Some of my favorites...



> Top 10 Reasons to Date a Wreslter:
> 
> 10. Knows how to ride
> 9. Never stalls on bottom
> ...


That one's from a tshirt.



> "The best thing about a basketball floor is wrestling mats door to door.





> Pain is weakness leaving the body.


----------



## mmawrestler (May 18, 2008)

hahah ya dude whenever i go to wrestling tounoments there are awlays ventors selling sweet shirts like that with awsome quotes.

I also like "Pain is temporary, pride is forever".


----------



## Composure (Jun 24, 2008)

Lately I have feelin this quote:

“Believe in yourself. Believe in your own potential for greatness. Believe that you can change the world. It is something that is within each of us. Believe in the Power of One.” 

Evan hit the nail on the head in that quote.


----------



## Gluteal Cleft (May 12, 2007)

I dunno who said it, and I'm sure I'm not getting it right, but here goes...

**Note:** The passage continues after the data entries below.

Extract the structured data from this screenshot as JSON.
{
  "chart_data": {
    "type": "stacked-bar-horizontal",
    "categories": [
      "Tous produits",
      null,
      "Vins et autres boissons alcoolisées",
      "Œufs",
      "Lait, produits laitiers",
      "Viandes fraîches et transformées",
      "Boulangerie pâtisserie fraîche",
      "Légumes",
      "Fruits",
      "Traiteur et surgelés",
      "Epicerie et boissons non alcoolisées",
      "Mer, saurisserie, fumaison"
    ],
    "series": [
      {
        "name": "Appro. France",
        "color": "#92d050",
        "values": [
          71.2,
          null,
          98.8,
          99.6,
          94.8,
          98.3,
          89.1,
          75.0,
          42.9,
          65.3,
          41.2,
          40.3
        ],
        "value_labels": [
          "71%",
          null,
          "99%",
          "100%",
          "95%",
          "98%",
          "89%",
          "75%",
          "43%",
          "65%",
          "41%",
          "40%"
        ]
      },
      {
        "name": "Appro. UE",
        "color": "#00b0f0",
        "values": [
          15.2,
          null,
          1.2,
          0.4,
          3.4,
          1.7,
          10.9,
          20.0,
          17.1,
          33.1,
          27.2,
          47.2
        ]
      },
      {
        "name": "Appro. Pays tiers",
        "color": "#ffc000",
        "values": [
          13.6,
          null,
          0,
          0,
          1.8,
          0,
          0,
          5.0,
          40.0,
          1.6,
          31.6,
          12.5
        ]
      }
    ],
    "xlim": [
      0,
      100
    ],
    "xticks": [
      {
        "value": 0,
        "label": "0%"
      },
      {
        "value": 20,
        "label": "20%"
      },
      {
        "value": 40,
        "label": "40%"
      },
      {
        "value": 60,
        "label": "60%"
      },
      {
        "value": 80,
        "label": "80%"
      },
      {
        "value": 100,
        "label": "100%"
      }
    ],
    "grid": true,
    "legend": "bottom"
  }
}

"A good athlete trains until he gets it right. A great athlete trains until he cannot get it wrong."


----------



## K Powers (Sep 6, 2008)

"The key is not the "will to win"- everyone has that. It is the will to prepare to win that is important."
-Bobby Knight

"Pain is nothing compared to what it feels like to quit."
-Author Unknown

"We are all inclined that if we watch a football game or baseball game, we have taken part in it."
-John F. Kennedy

funny ones.. 
"I'm tired of hearing about money, money, money, money, money. I just wanna play the game, drink pepsi, and wear reebok."
-Shaquille O'Neal

"If the bible has taught us nothing else, and it hasn't, it's that girls should stick to girls' sports, such as hot oil wrestling, foxy boxing, and such and such."
-Homer Simpson


----------